You are setting up two different bindings K=>T and L=>T. Requesting instances of L will return transient instances of T. Requesting K will return a singleton instance of T.

In Ninject 2.0, an objects scope is per service interface bound to a scope callback.

When you have

Bind<IFoo>...InSingletonScope();
Bind<IBar>...InSingletonScope();

you are creating two different scopes.

You are saying "Binding to IFoo will resolve to the same object that was returned when .Get was called." and "Binding to IBar will resolve to the same object that was returned when .Get was called."

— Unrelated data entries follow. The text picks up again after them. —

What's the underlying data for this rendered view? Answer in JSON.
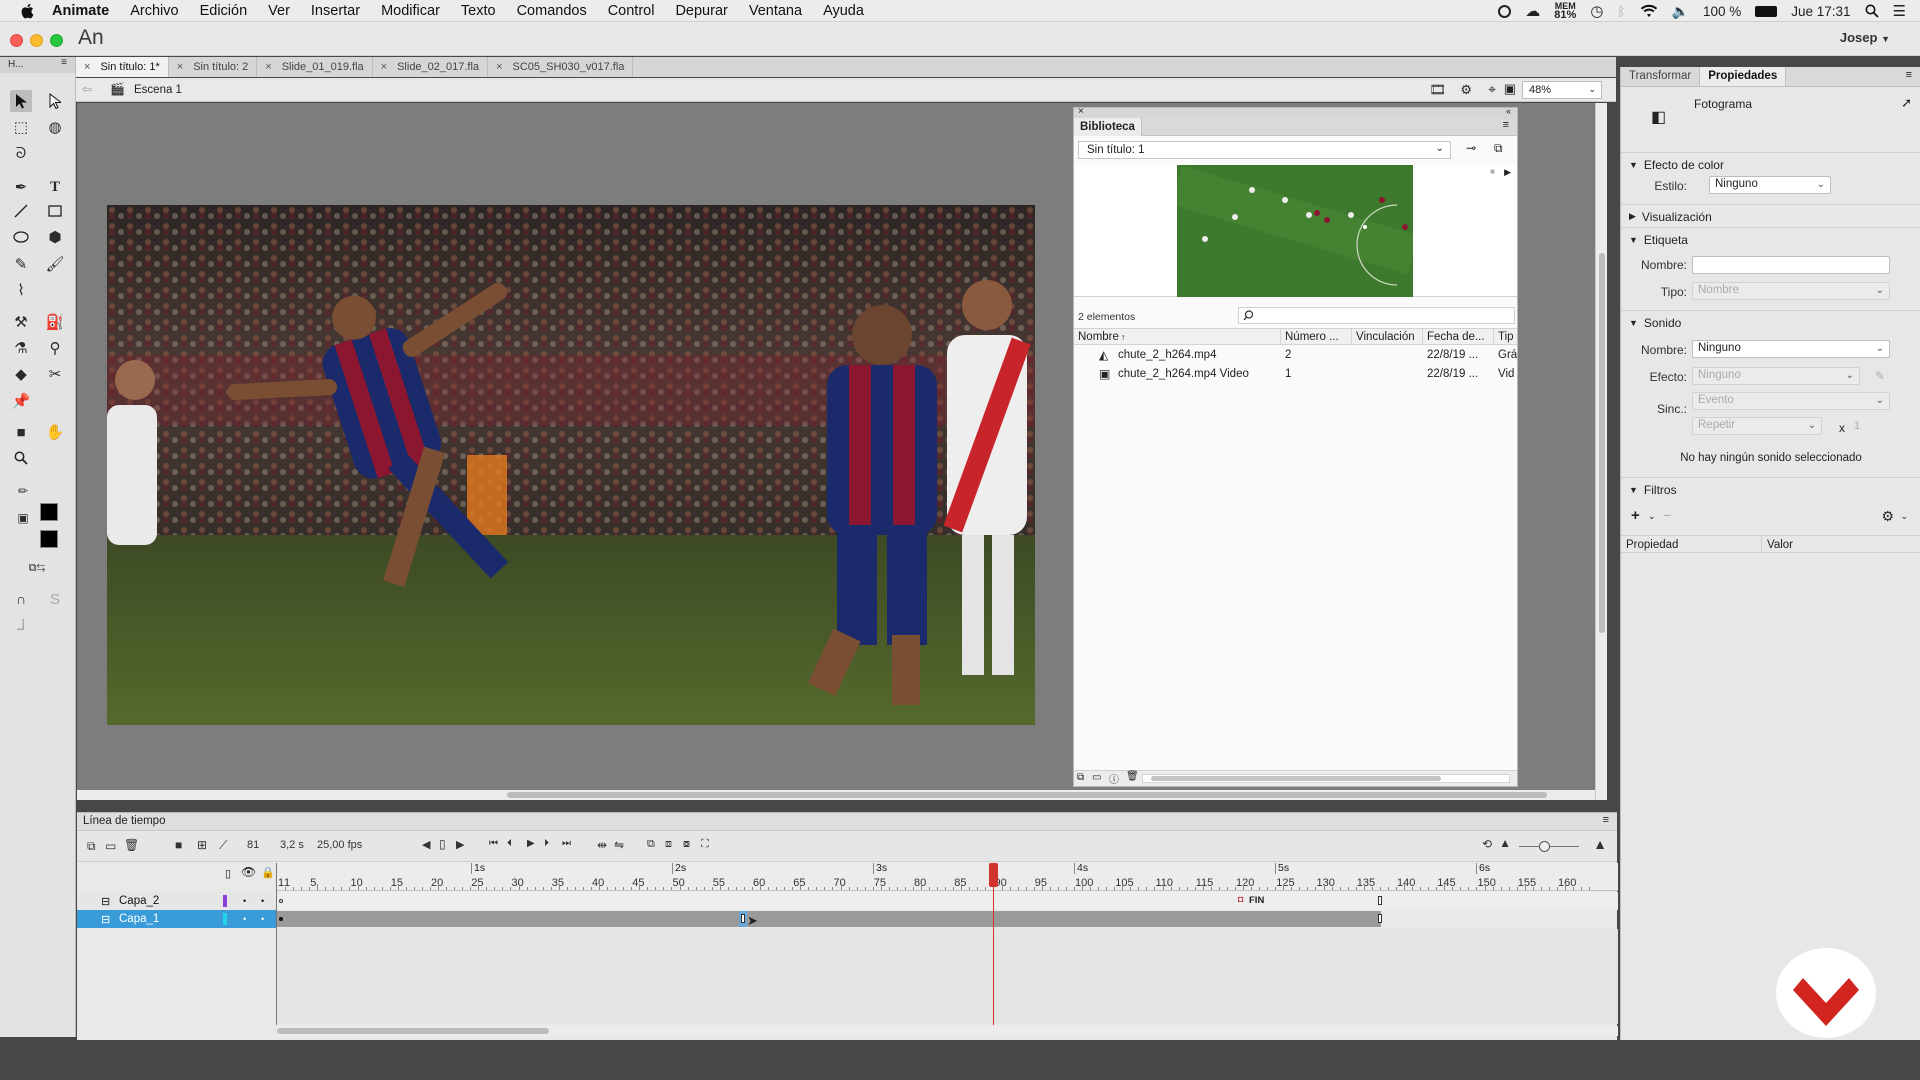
{
  "menubar": {
    "app": "Animate",
    "items": [
      "Archivo",
      "Edición",
      "Ver",
      "Insertar",
      "Modificar",
      "Texto",
      "Comandos",
      "Control",
      "Depurar",
      "Ventana",
      "Ayuda"
    ],
    "mem_top": "MEM",
    "mem_value": "81%",
    "battery": "100 %",
    "clock": "Jue 17:31"
  },
  "window": {
    "app_short": "An",
    "user": "Josep"
  },
  "tabs": [
    {
      "label": "Sin título: 1*",
      "active": true
    },
    {
      "label": "Sin título: 2",
      "active": false
    },
    {
      "label": "Slide_01_019.fla",
      "active": false
    },
    {
      "label": "Slide_02_017.fla",
      "active": false
    },
    {
      "label": "SC05_SH030_v017.fla",
      "active": false
    }
  ],
  "tools_panel_label": "H...",
  "scene": {
    "label": "Escena 1",
    "zoom": "48%"
  },
  "library": {
    "title": "Biblioteca",
    "document": "Sin título: 1",
    "count": "2 elementos",
    "columns": [
      "Nombre",
      "Número ...",
      "Vinculación",
      "Fecha de...",
      "Tip"
    ],
    "rows": [
      {
        "name": "chute_2_h264.mp4",
        "number": "2",
        "link": "",
        "date": "22/8/19 ...",
        "type": "Grá"
      },
      {
        "name": "chute_2_h264.mp4 Video",
        "number": "1",
        "link": "",
        "date": "22/8/19 ...",
        "type": "Vid"
      }
    ]
  },
  "properties": {
    "tabs": [
      "Transformar",
      "Propiedades"
    ],
    "header": "Fotograma",
    "color_effect": {
      "title": "Efecto de color",
      "style_label": "Estilo:",
      "style_value": "Ninguno"
    },
    "display": {
      "title": "Visualización"
    },
    "label": {
      "title": "Etiqueta",
      "name_label": "Nombre:",
      "name_value": "",
      "type_label": "Tipo:",
      "type_value": "Nombre"
    },
    "sound": {
      "title": "Sonido",
      "name_label": "Nombre:",
      "name_value": "Ninguno",
      "effect_label": "Efecto:",
      "effect_value": "Ninguno",
      "sync_label": "Sinc.:",
      "sync_value": "Evento",
      "repeat_value": "Repetir",
      "times_symbol": "x",
      "repeat_count": "1",
      "none_msg": "No hay ningún sonido seleccionado"
    },
    "filters": {
      "title": "Filtros",
      "col_property": "Propiedad",
      "col_value": "Valor"
    }
  },
  "timeline": {
    "title": "Línea de tiempo",
    "current_frame": "81",
    "time": "3,2 s",
    "fps": "25,00 fps",
    "second_labels": [
      "1s",
      "2s",
      "3s",
      "4s",
      "5s",
      "6s"
    ],
    "frame_numbers": [
      "1",
      "5",
      "10",
      "15",
      "20",
      "25",
      "30",
      "35",
      "40",
      "45",
      "50",
      "55",
      "60",
      "65",
      "70",
      "75",
      "80",
      "85",
      "90",
      "95",
      "100",
      "105",
      "110",
      "115",
      "120",
      "125",
      "130",
      "135",
      "140",
      "145",
      "150",
      "155",
      "160",
      "1"
    ],
    "layers": [
      {
        "name": "Capa_2",
        "color": "#8a3fd6",
        "frame_label": "FIN",
        "selected": false
      },
      {
        "name": "Capa_1",
        "color": "#23d3e6",
        "selected": true
      }
    ],
    "playhead_frame": 81
  },
  "colors": {
    "accent": "#3a9bd9",
    "playhead": "#d0342c",
    "logo": "#d2251f"
  }
}
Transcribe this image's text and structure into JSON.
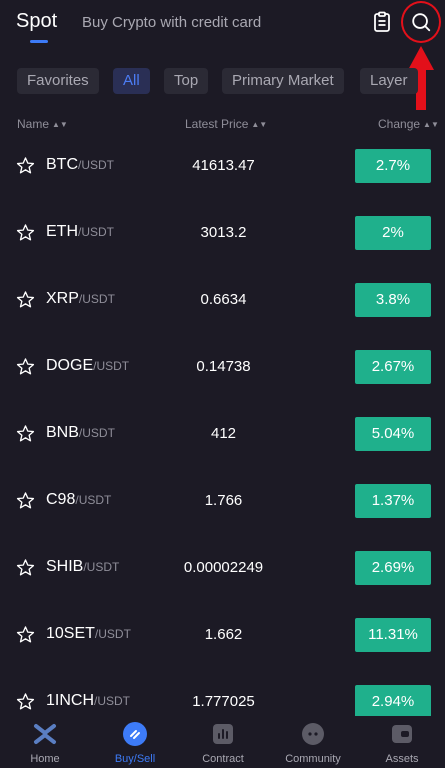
{
  "header": {
    "tab_spot": "Spot",
    "tab_buy_crypto": "Buy Crypto with credit card"
  },
  "filters": [
    "Favorites",
    "All",
    "Top",
    "Primary Market",
    "Layer"
  ],
  "active_filter": "All",
  "columns": {
    "name": "Name",
    "latest_price": "Latest Price",
    "change": "Change"
  },
  "rows": [
    {
      "symbol": "BTC",
      "quote": "/USDT",
      "price": "41613.47",
      "change": "2.7%"
    },
    {
      "symbol": "ETH",
      "quote": "/USDT",
      "price": "3013.2",
      "change": "2%"
    },
    {
      "symbol": "XRP",
      "quote": "/USDT",
      "price": "0.6634",
      "change": "3.8%"
    },
    {
      "symbol": "DOGE",
      "quote": "/USDT",
      "price": "0.14738",
      "change": "2.67%"
    },
    {
      "symbol": "BNB",
      "quote": "/USDT",
      "price": "412",
      "change": "5.04%"
    },
    {
      "symbol": "C98",
      "quote": "/USDT",
      "price": "1.766",
      "change": "1.37%"
    },
    {
      "symbol": "SHIB",
      "quote": "/USDT",
      "price": "0.00002249",
      "change": "2.69%"
    },
    {
      "symbol": "10SET",
      "quote": "/USDT",
      "price": "1.662",
      "change": "11.31%"
    },
    {
      "symbol": "1INCH",
      "quote": "/USDT",
      "price": "1.777025",
      "change": "2.94%"
    }
  ],
  "nav": {
    "home": "Home",
    "buy_sell": "Buy/Sell",
    "contract": "Contract",
    "community": "Community",
    "assets": "Assets"
  },
  "colors": {
    "background": "#1c1a25",
    "accent": "#3d7bf7",
    "positive": "#1fb08c",
    "highlight": "#e3101a"
  },
  "icons": [
    "clipboard-icon",
    "search-icon",
    "star-icon",
    "home-icon",
    "buy-sell-icon",
    "contract-icon",
    "community-icon",
    "assets-icon",
    "arrow-up-icon"
  ]
}
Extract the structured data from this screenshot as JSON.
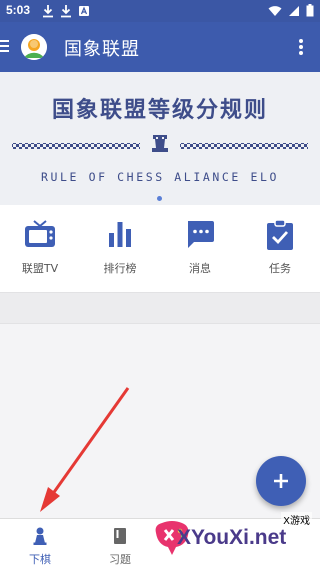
{
  "status_bar": {
    "time": "5:03"
  },
  "app_bar": {
    "title": "国象联盟"
  },
  "banner": {
    "title_cn": "国象联盟等级分规则",
    "title_en": "RULE OF CHESS ALIANCE ELO"
  },
  "quick_nav": [
    {
      "label": "联盟TV",
      "icon": "tv-icon"
    },
    {
      "label": "排行榜",
      "icon": "bar-chart-icon"
    },
    {
      "label": "消息",
      "icon": "message-icon"
    },
    {
      "label": "任务",
      "icon": "task-clipboard-icon"
    }
  ],
  "bottom_nav": [
    {
      "label": "下棋",
      "icon": "pawn-icon",
      "active": true
    },
    {
      "label": "习题",
      "icon": "book-icon",
      "active": false
    }
  ],
  "watermark": {
    "badge": "X游戏",
    "site": "XYouXi.net"
  },
  "colors": {
    "primary": "#3d5bad",
    "icon_blue": "#3f5fb5",
    "banner_text": "#3e4d8a",
    "arrow_red": "#e53935"
  }
}
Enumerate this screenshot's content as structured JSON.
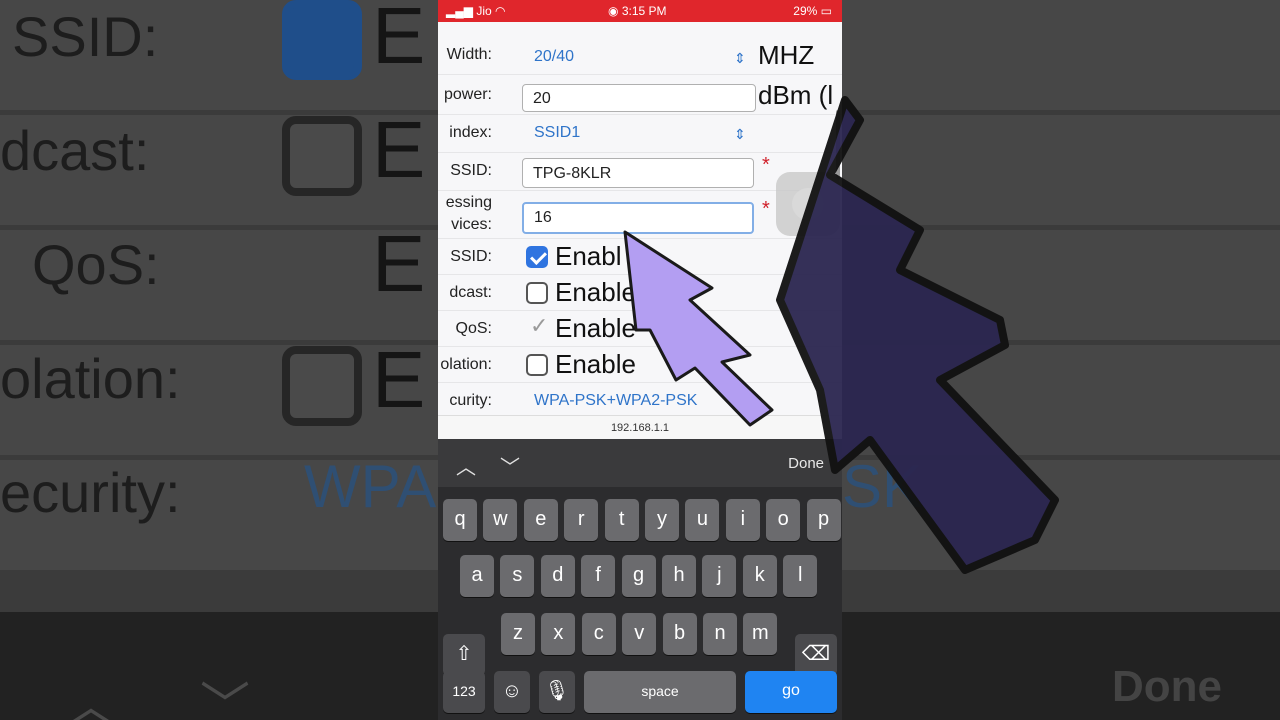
{
  "background": {
    "labels": [
      "SSID:",
      "dcast:",
      "QoS:",
      "olation:",
      "ecurity:"
    ],
    "enable_fragment": "E",
    "security_fragment": "WPA",
    "security_tail": "SK",
    "right_fragments": [
      "MHZ",
      "dBm ("
    ],
    "done": "Done"
  },
  "status_bar": {
    "carrier": "Jio",
    "time": "3:15 PM",
    "battery": "29%"
  },
  "form": {
    "channel_width": {
      "label": "Width:",
      "value": "20/40",
      "unit": "MHZ"
    },
    "tx_power": {
      "label": "power:",
      "value": "20",
      "unit": "dBm (l"
    },
    "ssid_index": {
      "label": "index:",
      "value": "SSID1"
    },
    "ssid": {
      "label": "SSID:",
      "value": "TPG-8KLR",
      "required": "*"
    },
    "max_devices": {
      "label_line1": "essing",
      "label_line2": "vices:",
      "value": "16",
      "required": "*"
    },
    "hide_ssid": {
      "label": "SSID:",
      "text": "Enabl",
      "checked": true
    },
    "broadcast": {
      "label": "dcast:",
      "text": "Enable",
      "checked": false
    },
    "qos": {
      "label": "QoS:",
      "text": "Enable",
      "checked": true
    },
    "isolation": {
      "label": "olation:",
      "text": "Enable",
      "checked": false
    },
    "security": {
      "label": "curity:",
      "value": "WPA-PSK+WPA2-PSK"
    }
  },
  "url": "192.168.1.1",
  "keyboard": {
    "accessory_done": "Done",
    "row1": [
      "q",
      "w",
      "e",
      "r",
      "t",
      "y",
      "u",
      "i",
      "o",
      "p"
    ],
    "row2": [
      "a",
      "s",
      "d",
      "f",
      "g",
      "h",
      "j",
      "k",
      "l"
    ],
    "row3": [
      "z",
      "x",
      "c",
      "v",
      "b",
      "n",
      "m"
    ],
    "numbers_key": "123",
    "space_key": "space",
    "go_key": "go"
  },
  "colors": {
    "status_bar": "#e0262c",
    "accent_blue": "#2f74c9",
    "arrow_fill": "#b39ef2",
    "go_key": "#1f84f2"
  }
}
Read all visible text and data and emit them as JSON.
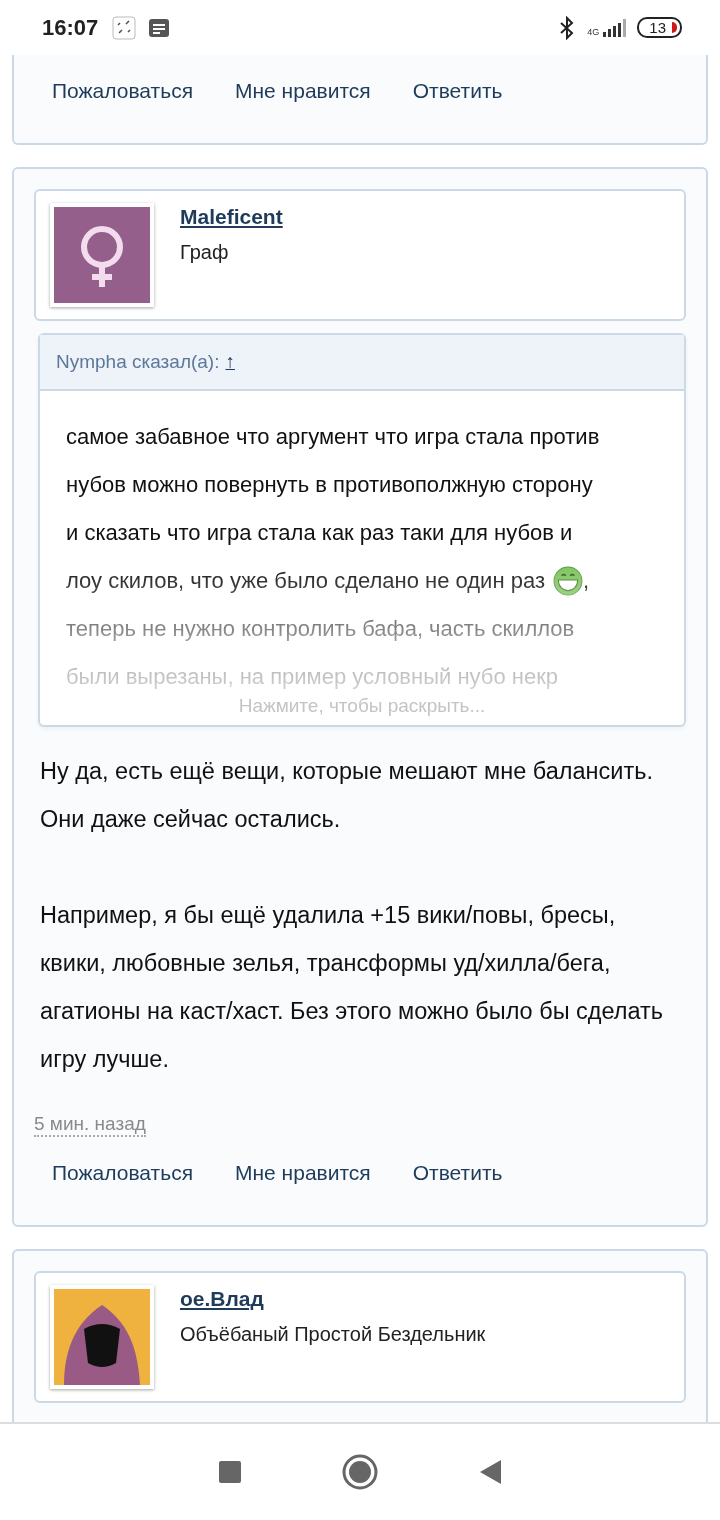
{
  "status_bar": {
    "time": "16:07",
    "network": "4G",
    "battery": "13"
  },
  "previous_post": {
    "actions": [
      "Пожаловаться",
      "Мне нравится",
      "Ответить"
    ]
  },
  "post": {
    "author": "Maleficent",
    "user_title": "Граф",
    "quote": {
      "header": "Nympha сказал(а):",
      "jump_link": "↑",
      "lines": [
        {
          "text": "самое забавное что аргумент что игра стала против"
        },
        {
          "text": "нубов можно повернуть в противополжную сторону"
        },
        {
          "text": "и сказать что игра стала как раз таки для нубов и"
        },
        {
          "text": "лоу скилов, что уже было сделано не один раз",
          "after_emoji": ","
        },
        {
          "text": "теперь не нужно контролить бафа, часть скиллов"
        },
        {
          "text": "были вырезаны, на пример условный нубо некр"
        }
      ],
      "expand": "Нажмите, чтобы раскрыть..."
    },
    "body": [
      "Ну да, есть ещё вещи, которые мешают мне балансить. Они даже сейчас остались.",
      "Например, я бы ещё удалила +15 вики/повы, бресы, квики, любовные зелья, трансформы уд/хилла/бега, агатионы на каст/хаст. Без этого можно было бы сделать игру лучше."
    ],
    "time": "5 мин. назад",
    "actions": [
      "Пожаловаться",
      "Мне нравится",
      "Ответить"
    ]
  },
  "next_post": {
    "author": "ое.Влад",
    "user_title": "Объёбаный Простой Бездельник"
  }
}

you can chain the bindings together, but you will need to remove IInitializable as it will cause duplicate initialization when the instance is activated:

kernel.Bind<IBoo>()
      .To<Foo>()
      .InSingletonScope();
      .OnActivation(instance=>instance.Initialize());

kernel.Bind<IBaz>()
      .ToMethod( ctx => (IBaz) ctx.Kernel.Get<IBoo>() );

or

kernel.Bind<Foo>().ToSelf().InSingletonScope()
    .OnActivation(instance=>instance.Initialize());
kernel.Bind<IBaz>().ToMethod( ctx => ctx.Kernel.Get<Foo>() );
kernel.Bind<IBoo>().ToMethod( ctx => ctx.Kernel.Get<Foo>() );

in order to get multiple interfaces to resolve to the same singleton instance. When I see situations like this, I always have to ask, is your object doing too much if you have a singleton with two responsibilities?

Ian Davis
@Ian Davis: You sure? Added an edit to my answer - AIUI each activation of a `Bind` causes an Initialization (Very surprised if I'm not missing something though!)
Ruben Bartelink
Updated. I forgot about the IInitializable part.
Ian Davis
Now agree with the advice and agree it addresses the OP's question better. Not sure I agree with the way you paint two `Bind...InSingletonScope` as creating different scope contexts - the scoping is ultimately to the same root.
Ruben Bartelink
Dont have a PC now but need to double check that each `Kernel.Get<Foo>()` invocation in ToMethod isnt a separate 'activation' - i.e., I think it still might get called multiple times (if it did, the fluent syntax is in a confusing order). I really wish someone would sort out the dojo update on this -- I can reverse engineer small issues but dont get the zen (pun intended) of this area.